Monsieur le Président du Conseil,
Messieurs les Ministres,
Mesdames, Messieurs,
Chers amis,
Cher Eric Besson,
Permettez-moi de remercier Eric Besson pour l'organisation de cette 4e édition du colloque « Nouveau Monde », devenu un rendez-vous important du calendrier international. Merci à tous ceux parmi vous qui sont intervenus, merci tout spécialement au Président du Conseil italien que nous aimons beaucoup ici en France. Merci aux Premiers ministres Necas et Berisha d'avoir accepté de participer à vos travaux, je les salue et leur dis bienvenue en France.
Mon message, ce soir, sera simple et fondé sur deux convictions : la France, devant les profondes transformations du monde, doit anticiper ces transformations, doit les accompagner et doit contribuer à corriger les effets négatifs de ce nouveau monde. Ma deuxième conviction, c'est que l'Europe doit s'affirmer comme un pôle de stabilité de ce monde nouveau, l'Europe doit régler les problèmes de la zone euro et porter dans le monde entier les convictions qui sont les siennes. L'Europe ne doit pas subir, l'Europe a des choses à dire, l'Europe est irremplaçable dans le monde.
Nous devons comprendre que la population mondiale est passée de 2,5 milliards d'habitants en 1945 à 7 milliards aujourd'hui : la population du monde a triplé en trois générations ! Jamais l'histoire du monde n'a été confrontée à une telle réalité. Et en 2050 nous serons 9 milliards, alors qu'en 1945 nous étions 2,5 milliards, c'est une réalité incontournable. Eh bien, ces 9 milliards d'êtres humains qui cohabiteront sur notre planète, cela donnera une Afrique qui sera plus peuplée que l'Inde et la Chine réunies ! L'Afrique est à 12 km de l'Europe £ elle sera en 2050 plus peuplée que l'Inde et la Chine réunies £ c'est le nouveau monde. Alors comment ignorer cette réalité, comment ignorer les défis que cette réalité pose pour l'accès aux ressources naturelles, forcément limitées, pour la sécurité alimentaire, pour la protection de notre environnement, pour la lutte contre le changement climatique et, naturellement, pour la défense, comme une priorité absolue, de la politique agricole commune ? Quelle serait la signification, devant un monde de 9 milliards d'habitants, de démanteler une politique agricole qui a des perspectives extraordinaires, parce que les besoins en nourriture du monde sont inépuisables ?
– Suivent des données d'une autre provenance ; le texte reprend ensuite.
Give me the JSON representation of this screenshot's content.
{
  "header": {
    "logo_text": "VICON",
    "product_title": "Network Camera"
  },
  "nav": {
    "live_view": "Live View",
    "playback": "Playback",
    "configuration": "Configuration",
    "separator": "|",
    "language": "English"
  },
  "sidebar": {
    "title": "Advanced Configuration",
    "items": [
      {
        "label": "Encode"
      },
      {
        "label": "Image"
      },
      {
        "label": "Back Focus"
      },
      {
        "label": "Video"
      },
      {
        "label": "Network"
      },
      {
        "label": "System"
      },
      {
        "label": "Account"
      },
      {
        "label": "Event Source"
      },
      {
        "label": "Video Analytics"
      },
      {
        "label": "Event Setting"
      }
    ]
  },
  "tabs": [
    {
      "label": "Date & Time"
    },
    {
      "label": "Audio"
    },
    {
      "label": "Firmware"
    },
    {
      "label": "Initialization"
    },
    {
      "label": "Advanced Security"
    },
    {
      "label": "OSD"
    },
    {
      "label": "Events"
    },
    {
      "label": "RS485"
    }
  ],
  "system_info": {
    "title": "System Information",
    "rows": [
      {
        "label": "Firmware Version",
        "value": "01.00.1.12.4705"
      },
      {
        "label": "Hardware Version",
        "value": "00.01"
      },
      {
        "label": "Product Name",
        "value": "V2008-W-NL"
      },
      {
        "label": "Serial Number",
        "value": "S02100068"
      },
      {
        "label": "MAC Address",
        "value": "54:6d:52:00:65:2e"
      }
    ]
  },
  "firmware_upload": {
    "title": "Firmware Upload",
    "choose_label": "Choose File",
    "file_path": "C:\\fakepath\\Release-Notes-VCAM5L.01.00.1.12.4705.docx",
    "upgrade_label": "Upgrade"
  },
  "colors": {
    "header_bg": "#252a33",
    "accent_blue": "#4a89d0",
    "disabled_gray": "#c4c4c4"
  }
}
Mais c'est aussi au nom de la justice que la France doit apporter tout son soutien aux changements en cours. Je le dis comme je le pense, l'expansion démographique s'est accompagnée de la montée en puissance économique de pays-continents.
L'émergence de la Chine, du Brésil, de l'Inde, ce sont de bonnes nouvelles. La France se réjouit de cette émergence, mais nous devons repenser notre vision de l'économie mondiale. Ce que nous appelions autrefois le Tiers monde n'existe plus. La Chine est devenue la deuxième économie mondiale £ où est le Tiers monde ? Le PIB du Brésil a dépassé le PIB du Royaume Uni £ où est le Tiers monde ? Aujourd'hui, les pays émergents sont plus proches des pays avancés que des pays les moins avancés. Cette réalité doit bouleverser notre vision de la gouvernance mondiale. Je le dis, là encore, avec franchise, la mondialisation a permis de faire reculer la pauvreté dans le monde.
La mondialisation, c'est que des pays comme la Chine, comme l'Inde, comme le Brésil veulent faire participer leurs peuples à la croissance. Qui pourrait le leur reprocher ? Et ne ferions-nous pas la même chose à leur place ?
Mais cela doit changer notre vision du monde, parce qu'accepter cette réalité, c'est aussi dire à ces pays : « vous avez des droits, mais vous avez également des devoirs ». Le dumping social n'est pas une solution. Le dumping monétaire est inacceptable. Le dumping environnemental est inacceptable. La loi de la jungle est inacceptable. Ce que nous proposons en France, c'est d'accepter cette réalité de la mondialisation. D'ailleurs, la refuser, est-ce que cela va impressionner les Indiens, les Chinois et les Brésiliens ? Cela impressionnera-t-il l'Asie ? Ce que nous voulons c'est une mondialisation régulée, une concurrence loyale et que chacun comprenne qu'il n'y a pas de liberté sans règle.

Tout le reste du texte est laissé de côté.